Tuesday, 14 February 2012

Is it Just me? Of course it is.

OK, since nobody else is going to say it I will. Where is it written that UN, US or any other intervention is called for in Syria? I think anyone with a brain realises that Libya had nothing to do with saving a few thousand rebel 'freedom fighters' and everything to do with removing Ghadafi and getting a new, helpless regime installed from which Europe could extract more oil and concessions. No? So we in the west always support people who are killed by their government? I think that would be news in Sudan.
   But all quibbles and evil western motives aside, the question in my mind is what right we have to interfere. This isn't Korea, or Kosovo, or even Viet Nam. There is no shadowy superpower trying to overthrow the Syrian government. On the contrary, the Syrian government is trying to suppress a revolt. The protesters are not protesters, they are revolutionaries, as anyone in Egypt, or Libya could tell you. One might not support the Syrian style of govt. but it is as legitimate a govt. in the worlds eyes as the Canadian govt. is. SO why is it OK for the world to get involved with Syria's revolt when we would not want that sort of interference in our country?
  The year is 2019. The federal NDP government, responding to the concerns of American and European activist and governments has shut down Oil sand production and introduced a hefty carbon tax on oil and gas development. The provincial government of Alberta has been driven into massive deficit and unemployment has spiked to 22 percent in the western provinces (with the exception of the lower mainland of BC, which no longer uses the term: unemployment, preferring the term 'government funded arts and recreation sabattical' for which it compiles no statistics (since it has been shown that statistics often offend the people involved).
    Large demonstrations break out in major cities in the west, expanding to the rural areas and the oilfields, eventually shutting off oil and gas supplies to the east. Police and army are unable to quell the protests and secondary protests against the hardships caused by fuel disruption begin in eastern Canada. The federal NDP, concerned about falafel shipments rotting for lack of transport orders a crackdown. Violence ensues and escalates. The western provinces are awash with anger and the populace declare the government of Canada as illegitimate due to the violence used against their mostly peaceful protests.
    Here is where it gets interesting. The US and Mexico, both under several severe fuel constraints, and wanting the oilsands back on line (so they can condemn them while buying the oil) decide that they must act against the imminent slaughter of western canucks at the hands of the evil federal government of Canada.
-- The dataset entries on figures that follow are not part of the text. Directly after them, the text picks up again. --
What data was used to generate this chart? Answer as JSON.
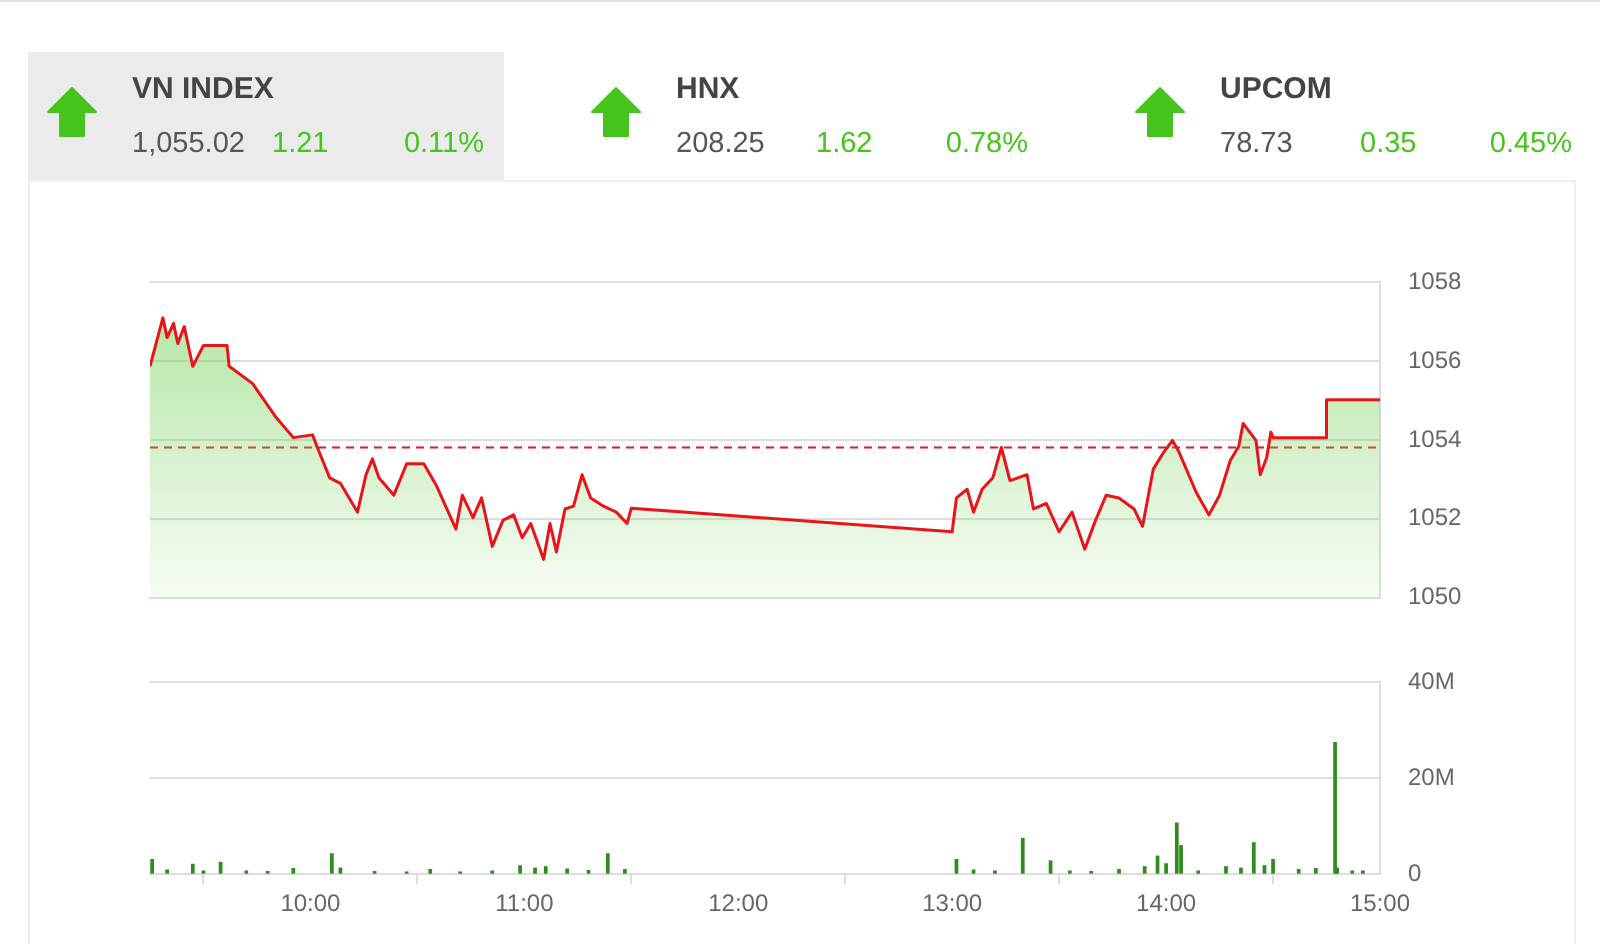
{
  "chart_data": [
    {
      "type": "other",
      "categories": [
        "VN INDEX",
        "HNX",
        "UPCOM"
      ],
      "annotations": [
        "1,055.02",
        "1.21",
        "0.11%",
        "208.25",
        "1.62",
        "0.78%",
        "78.73",
        "0.35",
        "0.45%"
      ]
    },
    {
      "type": "area",
      "xlim": [
        9.25,
        15
      ],
      "xticks": [
        {
          "value": 10,
          "label": null
        },
        {
          "value": 11,
          "label": null
        },
        {
          "value": 12,
          "label": null
        },
        {
          "value": 13,
          "label": null
        },
        {
          "value": 14,
          "label": null
        },
        {
          "value": 15,
          "label": null
        }
      ],
      "ylim": [
        1050,
        1058
      ],
      "yticks": [
        1050,
        1052,
        1054,
        1056,
        1058
      ],
      "grid": "y",
      "tick_labels": "y",
      "ref_lines": [
        {
          "axis": "y",
          "value": 1053.81,
          "color": "#e8141a",
          "line_style": "dashed"
        }
      ],
      "series": [
        {
          "color": "#e8141a",
          "x": [
            9.25,
            9.31,
            9.33,
            9.36,
            9.38,
            9.41,
            9.45,
            9.5,
            9.61,
            9.62,
            9.73,
            9.84,
            9.92,
            10.01,
            10.03,
            10.09,
            10.14,
            10.22,
            10.26,
            10.29,
            10.32,
            10.39,
            10.45,
            10.53,
            10.59,
            10.68,
            10.71,
            10.76,
            10.8,
            10.85,
            10.9,
            10.95,
            10.99,
            11.03,
            11.09,
            11.12,
            11.15,
            11.19,
            11.23,
            11.27,
            11.31,
            11.37,
            11.43,
            11.48,
            11.5,
            13.0,
            13.02,
            13.07,
            13.1,
            13.14,
            13.19,
            13.23,
            13.27,
            13.35,
            13.38,
            13.44,
            13.5,
            13.56,
            13.62,
            13.67,
            13.72,
            13.78,
            13.85,
            13.89,
            13.94,
            13.99,
            14.03,
            14.06,
            14.14,
            14.2,
            14.25,
            14.3,
            14.34,
            14.36,
            14.42,
            14.44,
            14.47,
            14.49,
            14.5,
            14.75,
            14.75,
            15
          ],
          "values": [
            1055.87,
            1057.1,
            1056.6,
            1056.96,
            1056.45,
            1056.88,
            1055.87,
            1056.4,
            1056.4,
            1055.87,
            1055.43,
            1054.57,
            1054.06,
            1054.13,
            1053.84,
            1053.04,
            1052.9,
            1052.17,
            1053.12,
            1053.52,
            1053.04,
            1052.6,
            1053.4,
            1053.4,
            1052.83,
            1051.74,
            1052.6,
            1052.03,
            1052.53,
            1051.3,
            1051.96,
            1052.1,
            1051.52,
            1051.88,
            1050.97,
            1051.88,
            1051.16,
            1052.25,
            1052.32,
            1053.12,
            1052.53,
            1052.32,
            1052.17,
            1051.88,
            1052.27,
            1051.67,
            1052.53,
            1052.75,
            1052.17,
            1052.75,
            1053.04,
            1053.81,
            1052.97,
            1053.12,
            1052.25,
            1052.39,
            1051.67,
            1052.17,
            1051.23,
            1051.96,
            1052.6,
            1052.53,
            1052.25,
            1051.81,
            1053.26,
            1053.7,
            1053.99,
            1053.7,
            1052.68,
            1052.1,
            1052.6,
            1053.48,
            1053.84,
            1054.42,
            1053.99,
            1053.12,
            1053.55,
            1054.2,
            1054.06,
            1054.06,
            1055.02,
            1055.02
          ]
        }
      ]
    },
    {
      "type": "bar",
      "xlim": [
        9.25,
        15
      ],
      "xticks": [
        {
          "value": 10,
          "label": "10:00"
        },
        {
          "value": 11,
          "label": "11:00"
        },
        {
          "value": 12,
          "label": "12:00"
        },
        {
          "value": 13,
          "label": "13:00"
        },
        {
          "value": 14,
          "label": "14:00"
        },
        {
          "value": 15,
          "label": "15:00"
        }
      ],
      "ylim": [
        0,
        40
      ],
      "yticks": [
        0,
        {
          "value": 20,
          "label": "20M"
        },
        {
          "value": 40,
          "label": "40M"
        }
      ],
      "grid": "y",
      "series": [
        {
          "color": "#2e8b1e",
          "x": [
            9.26,
            9.33,
            9.45,
            9.5,
            9.58,
            9.7,
            9.8,
            9.92,
            10.1,
            10.14,
            10.3,
            10.45,
            10.56,
            10.7,
            10.85,
            10.98,
            11.05,
            11.1,
            11.2,
            11.3,
            11.39,
            11.47,
            13.02,
            13.1,
            13.2,
            13.33,
            13.46,
            13.55,
            13.65,
            13.78,
            13.9,
            13.96,
            14.0,
            14.05,
            14.07,
            14.15,
            14.28,
            14.35,
            14.41,
            14.46,
            14.5,
            14.62,
            14.7,
            14.79,
            14.8,
            14.87,
            14.92
          ],
          "values": [
            3,
            0.8,
            2,
            0.6,
            2.4,
            0.6,
            0.5,
            1.1,
            4.2,
            1.2,
            0.5,
            0.4,
            0.9,
            0.4,
            0.6,
            1.7,
            1.2,
            1.5,
            1,
            0.7,
            4.2,
            0.9,
            3,
            0.8,
            0.6,
            7.4,
            2.7,
            0.6,
            0.5,
            0.9,
            1.5,
            3.7,
            2.1,
            10.6,
            5.9,
            0.6,
            1.5,
            1.2,
            6.5,
            1.7,
            3,
            0.9,
            1.1,
            27.4,
            1.2,
            0.6,
            0.6
          ]
        }
      ]
    }
  ]
}
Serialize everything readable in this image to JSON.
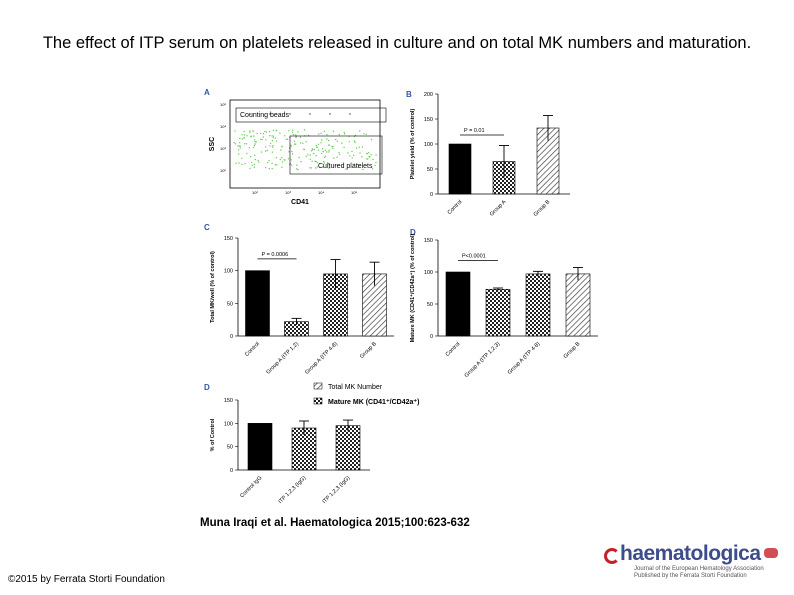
{
  "slide": {
    "title": "The effect of ITP serum on platelets released in culture and on total MK numbers and maturation.",
    "citation": "Muna Iraqi et al. Haematologica 2015;100:623-632",
    "copyright": "©2015 by Ferrata Storti Foundation",
    "logo": {
      "word": "haematologica",
      "tagline1": "Journal of the European Hematology Association",
      "tagline2": "Published by the Ferrata Storti Foundation"
    }
  },
  "colors": {
    "black": "#000000",
    "hatch": "#444444",
    "scatter": "#66cc55"
  },
  "chart_data": [
    {
      "panel": "A",
      "type": "scatter",
      "xlabel": "CD41",
      "ylabel": "SSC",
      "gate_labels": [
        "Counting beads",
        "Cultured platelets"
      ],
      "x_ticks": [
        "10²",
        "10³",
        "10⁴",
        "10⁵"
      ],
      "y_ticks": [
        "10⁵",
        "10⁴",
        "10³",
        "10²"
      ],
      "scale": "log"
    },
    {
      "panel": "B",
      "type": "bar",
      "categories": [
        "Control",
        "Group A",
        "Group B"
      ],
      "values": [
        100,
        65,
        132
      ],
      "errors": [
        0,
        32,
        25
      ],
      "patterns": [
        "solid",
        "check",
        "hatch"
      ],
      "ylabel": "Platelet yield (% of control)",
      "ylim": [
        0,
        200
      ],
      "yticks": [
        0,
        50,
        100,
        150,
        200
      ],
      "annotation": "P = 0.01"
    },
    {
      "panel": "C",
      "type": "bar",
      "categories": [
        "Control",
        "Group A (ITP 1,2)",
        "Group A (ITP 4-8)",
        "Group B"
      ],
      "values": [
        100,
        22,
        95,
        95
      ],
      "errors": [
        0,
        5,
        22,
        18
      ],
      "patterns": [
        "solid",
        "check",
        "check",
        "hatch"
      ],
      "ylabel": "Total MK/well (% of control)",
      "ylim": [
        0,
        150
      ],
      "yticks": [
        0,
        50,
        100,
        150
      ],
      "annotation": "P = 0.0006"
    },
    {
      "panel": "D",
      "type": "bar",
      "categories": [
        "Control",
        "Group A (ITP 1,2,3)",
        "Group A (ITP 4-8)",
        "Group B"
      ],
      "values": [
        100,
        73,
        97,
        97
      ],
      "errors": [
        0,
        2,
        4,
        10
      ],
      "patterns": [
        "solid",
        "check",
        "check",
        "hatch"
      ],
      "ylabel": "Mature MK (CD41⁺/CD42a⁺) (% of control)",
      "ylim": [
        0,
        150
      ],
      "yticks": [
        0,
        50,
        100,
        150
      ],
      "annotation": "P<0.0001"
    },
    {
      "panel": "E",
      "type": "bar",
      "categories": [
        "Control IgG",
        "ITP 1,2,3 (IgG)",
        "ITP 1,2,3 (IgG)"
      ],
      "values": [
        100,
        90,
        95
      ],
      "errors": [
        0,
        15,
        12
      ],
      "patterns": [
        "solid",
        "check",
        "check"
      ],
      "ylabel": "% of Control",
      "ylim": [
        0,
        150
      ],
      "yticks": [
        0,
        50,
        100,
        150
      ],
      "legend": [
        "Total MK Number",
        "Mature MK (CD41⁺/CD42a⁺)"
      ]
    }
  ]
}
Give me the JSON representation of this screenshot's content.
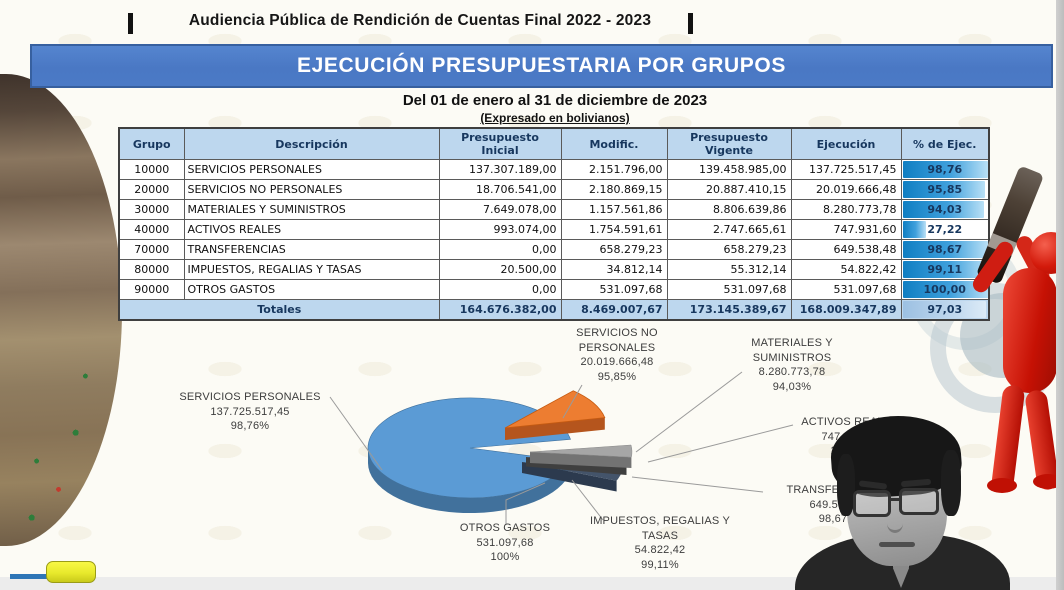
{
  "header": {
    "title": "Audiencia Pública de Rendición de Cuentas Final  2022 - 2023",
    "banner": "EJECUCIÓN PRESUPUESTARIA POR GRUPOS",
    "subtitle_date": "Del 01 de enero al 31 de diciembre de 2023",
    "subtitle_units": "(Expresado en bolivianos)"
  },
  "table": {
    "headers": [
      "Grupo",
      "Descripción",
      "Presupuesto Inicial",
      "Modific.",
      "Presupuesto Vigente",
      "Ejecución",
      "% de Ejec."
    ],
    "rows": [
      {
        "grupo": "10000",
        "descripcion": "SERVICIOS PERSONALES",
        "inicial": "137.307.189,00",
        "modific": "2.151.796,00",
        "vigente": "139.458.985,00",
        "ejecucion": "137.725.517,45",
        "pct": "98,76",
        "pct_num": 98.76
      },
      {
        "grupo": "20000",
        "descripcion": "SERVICIOS NO PERSONALES",
        "inicial": "18.706.541,00",
        "modific": "2.180.869,15",
        "vigente": "20.887.410,15",
        "ejecucion": "20.019.666,48",
        "pct": "95,85",
        "pct_num": 95.85
      },
      {
        "grupo": "30000",
        "descripcion": "MATERIALES Y SUMINISTROS",
        "inicial": "7.649.078,00",
        "modific": "1.157.561,86",
        "vigente": "8.806.639,86",
        "ejecucion": "8.280.773,78",
        "pct": "94,03",
        "pct_num": 94.03
      },
      {
        "grupo": "40000",
        "descripcion": "ACTIVOS REALES",
        "inicial": "993.074,00",
        "modific": "1.754.591,61",
        "vigente": "2.747.665,61",
        "ejecucion": "747.931,60",
        "pct": "27,22",
        "pct_num": 27.22
      },
      {
        "grupo": "70000",
        "descripcion": "TRANSFERENCIAS",
        "inicial": "0,00",
        "modific": "658.279,23",
        "vigente": "658.279,23",
        "ejecucion": "649.538,48",
        "pct": "98,67",
        "pct_num": 98.67
      },
      {
        "grupo": "80000",
        "descripcion": "IMPUESTOS, REGALIAS Y TASAS",
        "inicial": "20.500,00",
        "modific": "34.812,14",
        "vigente": "55.312,14",
        "ejecucion": "54.822,42",
        "pct": "99,11",
        "pct_num": 99.11
      },
      {
        "grupo": "90000",
        "descripcion": "OTROS GASTOS",
        "inicial": "0,00",
        "modific": "531.097,68",
        "vigente": "531.097,68",
        "ejecucion": "531.097,68",
        "pct": "100,00",
        "pct_num": 100
      }
    ],
    "totals": {
      "label": "Totales",
      "inicial": "164.676.382,00",
      "modific": "8.469.007,67",
      "vigente": "173.145.389,67",
      "ejecucion": "168.009.347,89",
      "pct": "97,03",
      "pct_num": 97.03
    }
  },
  "chart_data": {
    "type": "pie",
    "title": "",
    "style": "3d-exploded",
    "legend": "none (callout labels)",
    "categories": [
      "SERVICIOS PERSONALES",
      "SERVICIOS NO PERSONALES",
      "MATERIALES Y SUMINISTROS",
      "ACTIVOS REALES",
      "TRANSFERENCIAS",
      "IMPUESTOS, REGALIAS Y TASAS",
      "OTROS GASTOS"
    ],
    "values": [
      137725517.45,
      20019666.48,
      8280773.78,
      747931.6,
      649538.48,
      54822.42,
      531097.68
    ],
    "colors": [
      "#5b9bd5",
      "#ed7d31",
      "#a6a6a6",
      "#595959",
      "#44546a",
      "#2d3a4d",
      "#7f7f7f"
    ],
    "slices": [
      {
        "name": "SERVICIOS PERSONALES",
        "value_label": "137.725.517,45",
        "pct": "98,76%"
      },
      {
        "name": "SERVICIOS NO PERSONALES",
        "value_label": "20.019.666,48",
        "pct": "95,85%"
      },
      {
        "name": "MATERIALES Y SUMINISTROS",
        "value_label": "8.280.773,78",
        "pct": "94,03%"
      },
      {
        "name": "ACTIVOS REALES",
        "value_label": "747.931,60",
        "pct": "27,22%"
      },
      {
        "name": "TRANSFERENCIAS",
        "value_label": "649.538,48",
        "pct": "98,67%"
      },
      {
        "name": "IMPUESTOS, REGALIAS Y TASAS",
        "value_label": "54.822,42",
        "pct": "99,11%"
      },
      {
        "name": "OTROS GASTOS",
        "value_label": "531.097,68",
        "pct": "100%"
      }
    ]
  },
  "colors": {
    "banner_blue": "#4b7ac6",
    "table_header_blue": "#bdd7ee",
    "pct_bar_blue": "#1f86c9",
    "pie_blue": "#5b9bd5",
    "pie_orange": "#ed7d31",
    "pie_gray": "#a6a6a6",
    "pie_navy": "#44546a",
    "red_figure": "#c61104"
  }
}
Accordingly, they begin supplying the most radical elements of the western protesters with advanced weapons and commence bombing the shit out of every communication facility, airstrip, CBC station and the Prime Ministers house (they had info that he had a shortwave radio in there). After torching the country and turning it over to the rednecks (who basically just go home, secure and happy in the belief that the federal government will never be heard from again) the US offers aid and advice on how to deliver our good more cheaply and efficiently, while educating the new, weak government on the benefits of selling our resources directly to American and Mexican concerns (who just happen to be super PAC contributors).
   Couldn't happen here? Sure, you are probably right. But it can and did happen in a few other countries last year, and folks are itching for another go. So how would you like it if it DID play out that way here in Canada. To put anti Western sentiment in perspective, how would you fell towards the Americans and Mexicans after the above scenario?
  Hypocrisy is a wonderful thing isn't it?